Hallo liebes Forum, 

nach nun mehreren Stunden ausprobieren bin ich immer noch ratlos...

ich bin ein Java Anfänger, der sich das erste Mal über ein 2D Spiel hergemacht hat..

also meckert nicht über den Quellcode, ich weiß er könnte besser sein.  

Ich hab ein Programm indem man eben ein Art 'Raumschiff steuert und später mal Gegner abschießen kann.. Wenn man auf esc drückt wird eine Variable auf true gesetzt und dadurch wird ein pausemenü gezeichnet.

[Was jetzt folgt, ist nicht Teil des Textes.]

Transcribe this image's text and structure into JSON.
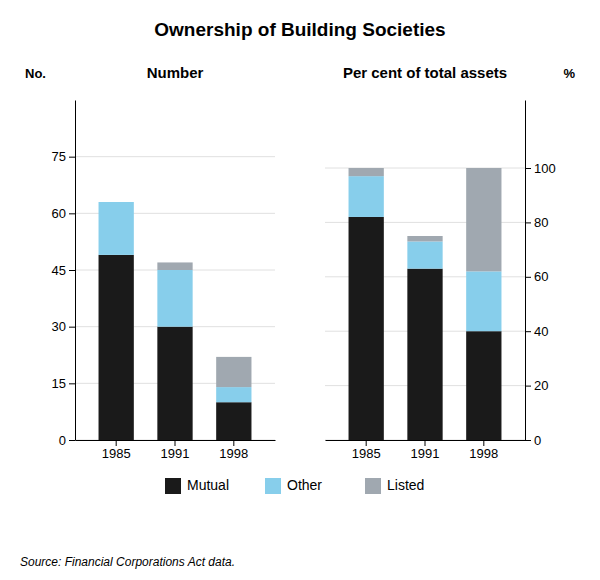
{
  "title": "Ownership of Building Societies",
  "annotations": [
    "Source: Financial Corporations Act data."
  ],
  "chart_data": [
    {
      "type": "bar",
      "title": "Number",
      "ylabel": "No.",
      "stacked": true,
      "grid": true,
      "legend": "bottom",
      "categories": [
        "1985",
        "1991",
        "1998"
      ],
      "series": [
        {
          "name": "Mutual",
          "color": "#1a1a1a",
          "values": [
            49,
            30,
            10
          ]
        },
        {
          "name": "Other",
          "color": "#87ceeb",
          "values": [
            14,
            15,
            4
          ]
        },
        {
          "name": "Listed",
          "color": "#a0a8b0",
          "values": [
            0,
            2,
            8
          ]
        }
      ],
      "ylim": [
        0,
        90
      ],
      "yticks": [
        0,
        15,
        30,
        45,
        60,
        75
      ]
    },
    {
      "type": "bar",
      "title": "Per cent of total assets",
      "ylabel": "%",
      "stacked": true,
      "grid": true,
      "categories": [
        "1985",
        "1991",
        "1998"
      ],
      "series": [
        {
          "name": "Mutual",
          "color": "#1a1a1a",
          "values": [
            82,
            63,
            40
          ]
        },
        {
          "name": "Other",
          "color": "#87ceeb",
          "values": [
            15,
            10,
            22
          ]
        },
        {
          "name": "Listed",
          "color": "#a0a8b0",
          "values": [
            3,
            2,
            38
          ]
        }
      ],
      "ylim": [
        0,
        125
      ],
      "yticks": [
        0,
        20,
        40,
        60,
        80,
        100
      ]
    }
  ]
}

Ich wollte keinen weiteren Frame, der einfach über dem Spiel Bildschirm steht, deshalb wollte ich ein 'durchsichtiges Menu. D.h. ich hab einfach überprüft, ob der Boolean auf true ist und dann ein String array mit den Auswahlmöglichkeiten "Go on!" "options" & "quit" gezeichnet.


1. Gibt es eine andere vermutlich viel bessere Möglichkeit, als ich es hier getan habe..? In den ganzen Shootern und sowas ist es dann meistens so, dass der PauseFrame leicht transparent ist.. wie könnte ich das machen?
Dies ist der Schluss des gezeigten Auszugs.